Tribunal Administratif de Cergy-Pontoise — Décision N° TA95-2311910

mardi 3 octobre 2023

JuridictionTribunal Administratif de Cergy-Pontoise
SectionTribunal Administratif de Cergy-Pontoise
N° DossierTA95-2311910
TypeDécision
RecoursExcès de pouvoir
FormationReconduite à la frontière
Avocat requérantLEJARD ZAÏRE SELTENE AVOCATS

Texte intégral

Vu :

- la convention européenne de sauvegarde des droits de l'homme et des libertés fondamentales ;

- la charte des droits fondamentaux de l'Union européenne ;

- le règlement CE n° 1560/2003 de la Commission du 2 septembre 2003 ;

- le règlement (UE) n° 604/2013 du Parlement européen et du Conseil du 26 juin 2013 ;

- le code des relations entre le public et l'administration ;

- le code de l'entrée et du séjour des étrangers et du droit d'asile ;

- la loi n° 91-647 du 10 juillet 1991 relative à l'aide juridique ;

- le décret n° 2020-1717 du 28 décembre 2020 ;

- le code de justice administrative.

Le président du tribunal a désigné M. Ouillon pour statuer sur les requêtes relevant de la procédure prévue à l'article L. 572-5 du code de l'entrée et du séjour des étrangers et du droit d'asile.

Les parties ont été régulièrement averties du jour de l'audience.

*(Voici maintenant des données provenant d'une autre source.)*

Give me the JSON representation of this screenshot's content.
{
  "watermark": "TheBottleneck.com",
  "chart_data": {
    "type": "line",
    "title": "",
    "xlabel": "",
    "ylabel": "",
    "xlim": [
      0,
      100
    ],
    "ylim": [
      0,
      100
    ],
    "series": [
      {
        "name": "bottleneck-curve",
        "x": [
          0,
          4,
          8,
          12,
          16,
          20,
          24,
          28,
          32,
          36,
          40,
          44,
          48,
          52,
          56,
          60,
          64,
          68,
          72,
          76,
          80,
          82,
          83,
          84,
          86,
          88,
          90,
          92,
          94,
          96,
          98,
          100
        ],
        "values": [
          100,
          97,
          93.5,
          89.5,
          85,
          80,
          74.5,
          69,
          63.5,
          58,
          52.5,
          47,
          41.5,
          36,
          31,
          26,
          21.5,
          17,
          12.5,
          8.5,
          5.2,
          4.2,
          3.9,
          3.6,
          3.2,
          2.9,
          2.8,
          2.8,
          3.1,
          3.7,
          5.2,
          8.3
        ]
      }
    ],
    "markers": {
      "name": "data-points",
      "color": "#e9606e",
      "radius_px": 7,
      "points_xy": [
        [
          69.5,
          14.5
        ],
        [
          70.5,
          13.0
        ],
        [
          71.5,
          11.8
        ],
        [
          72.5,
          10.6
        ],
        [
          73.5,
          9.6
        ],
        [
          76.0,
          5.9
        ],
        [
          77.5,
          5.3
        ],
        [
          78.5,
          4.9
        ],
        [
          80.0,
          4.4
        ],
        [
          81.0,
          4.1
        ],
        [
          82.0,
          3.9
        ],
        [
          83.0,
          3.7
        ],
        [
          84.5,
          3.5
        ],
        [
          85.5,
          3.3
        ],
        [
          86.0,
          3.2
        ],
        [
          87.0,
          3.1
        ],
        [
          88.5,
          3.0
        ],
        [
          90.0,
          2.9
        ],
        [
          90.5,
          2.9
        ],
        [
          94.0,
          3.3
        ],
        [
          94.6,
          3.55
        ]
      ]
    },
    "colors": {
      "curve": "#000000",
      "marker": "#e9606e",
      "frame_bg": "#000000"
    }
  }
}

Ont été entendus au cours de l'audience publique :

- le rapport de M. Ouillon, magistrat désigné ;

- les observations de Me Seltene, avocat désigné d'office représentant M. B, qui conclut aux mêmes fins que la requête, demande le bénéfice de l'aide juridictionnelle à titre provisoire et à ce qu'une somme de 1 000 euros soit mise à la charge de l'Etat en application des dispositions combinées de l'article L. 761-1 du code de justice administrative et de l'article 37 de la loi du 10 juillet 1991. Elle soutient que la décision portant transfert aux autorités italiennes est insuffisamment motivée, qu'elle est entachée d'un défaut d'examen particulier de la situation personnelle du requérant, qu'elle méconnait les dispositions de l'article 4 du règlement (UE) n° 604/2013 du 26 juin 2013 dès lors qu'il n'a pas reçu les informations prévues par cet article et n'a pas reçu communication des brochures d'information, qu'elle méconnaît les dispositions de l'article 17 du même règlement et qu'il n'a pas déposé de demande d'asile en Italie ;

- le préfet n'étant ni présent ni représenté.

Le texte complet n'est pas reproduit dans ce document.